Por Wanfil em Legislação

11 de agosto de 2016

Por decisão do Supremo Tribunal Federal, prefeitos e governadores não ficam mais inelegíveis se tiverem as contas reprovadas pelos Tribunais de Contas dos Municípios, como previa a Lei da Ficha Limpa. Foi o resultado de uma ação movida pelo ex-prefeito de Horizonte, na Região Metropolitana de fortaleza, José Rocha Neto, o Rochinha, considerado inelegível para as eleições de 2014, quando disputou vaga para deputado estadual pelo PP, na coligação que elegeu o governador Camilo Santana (PT).

É que o artigo 31 da Constituição Federal diz o seguinte:

A fiscalização do Município será exercida pelo Poder Legislativo Municipal, mediante controle externo, e pelos sistemas de controle interno do Poder Executivo Municipal, na forma da lei.
§ 1º O controle externo da Câmara Municipal será exercido com o auxílio dos Tribunais de Contas dos Estados ou do Município ou dos Conselhos ou Tribunais de Contas dos Municípios, onde houver.

No entendimento do Supremo, os tribunais funcionam como órgãos auxiliares do legislativo, apenas para emitir pareceres que serão julgados pelas câmaras municipais ou assembleias estaduais.
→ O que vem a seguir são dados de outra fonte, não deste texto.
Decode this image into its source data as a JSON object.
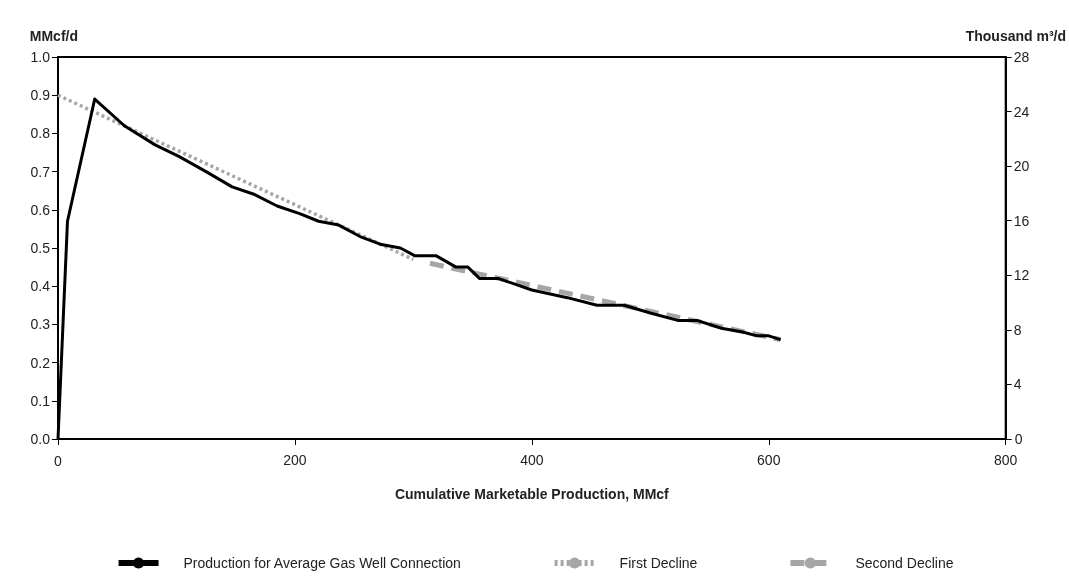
{
  "chart_data": {
    "type": "line",
    "xlabel": "Cumulative Marketable Production, MMcf",
    "ylabel": "MMcf/d",
    "y2label": "Thousand m³/d",
    "xlim": [
      0,
      800
    ],
    "xticks": [
      0,
      200,
      400,
      600,
      800
    ],
    "ylim": [
      0,
      1.0
    ],
    "yticks": [
      {
        "value": 0,
        "label": "0.0"
      },
      0.1,
      0.2,
      0.3,
      0.4,
      0.5,
      0.6,
      0.7,
      0.8,
      0.9,
      {
        "value": 1,
        "label": "1.0"
      }
    ],
    "y2lim": [
      0,
      28
    ],
    "y2ticks": [
      0,
      4,
      8,
      12,
      16,
      20,
      24,
      28
    ],
    "grid": false,
    "legend": "bottom",
    "marker": "none",
    "series": [
      {
        "name": "Production for Average Gas Well Connection",
        "color": "#000000",
        "line_style": "solid",
        "x": [
          0,
          8,
          31,
          56,
          82,
          102,
          125,
          147,
          166,
          185,
          204,
          220,
          237,
          255,
          272,
          289,
          301,
          319,
          336,
          346,
          356,
          372,
          400,
          430,
          455,
          478,
          500,
          524,
          540,
          560,
          578,
          590,
          600,
          610
        ],
        "values": [
          0,
          0.57,
          0.89,
          0.82,
          0.77,
          0.74,
          0.7,
          0.66,
          0.64,
          0.61,
          0.59,
          0.57,
          0.56,
          0.53,
          0.51,
          0.5,
          0.48,
          0.48,
          0.45,
          0.45,
          0.42,
          0.42,
          0.39,
          0.37,
          0.35,
          0.35,
          0.33,
          0.31,
          0.31,
          0.29,
          0.28,
          0.27,
          0.27,
          0.26
        ]
      },
      {
        "name": "First Decline",
        "color": "#a6a6a6",
        "line_style": "dotted",
        "x": [
          0,
          300
        ],
        "values": [
          0.9,
          0.47
        ]
      },
      {
        "name": "Second Decline",
        "color": "#a6a6a6",
        "line_style": "dashed",
        "x": [
          314,
          610
        ],
        "values": [
          0.46,
          0.26
        ]
      }
    ]
  }
}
O problema é que na grande maioria dos casos, os parlamentos dos estados e municípios são de baixa qualidade e submissos aos mandos e desmandos de prefeitos e governadores. Assim, os idealizadores da Lei da Ficha Limpa procuraram contornar essas características buscando amparo nos Tribunais de Contas, que não totalmente livres de influência política, mas que dificilmente contrariam pareceres feitos por suas equipes técnicas. Na prática, seria a solução para evitar velhos vícios estabelecidos para garantir a impunidade. Agora, prefeitos e governadores com contas rejeitadas pelos  tribunais de contas poderão se candidatar para continuar gerindo o nosso dinheiro.

A decisão do STF vale para todo o País. Irregularidades nas contas públicas existem em qualquer lugar, é verdade. Mas é chato ver essa jurisprudência da malandragem ter como base um município cearense. Houve um tempo, não muito distante, que o Ceará era modelo para o Brasil, capaz de inspirar iniciativas como a Lei de responsabilidade Fiscal. Agora, é isso. Um retrocesso, uma vergonha.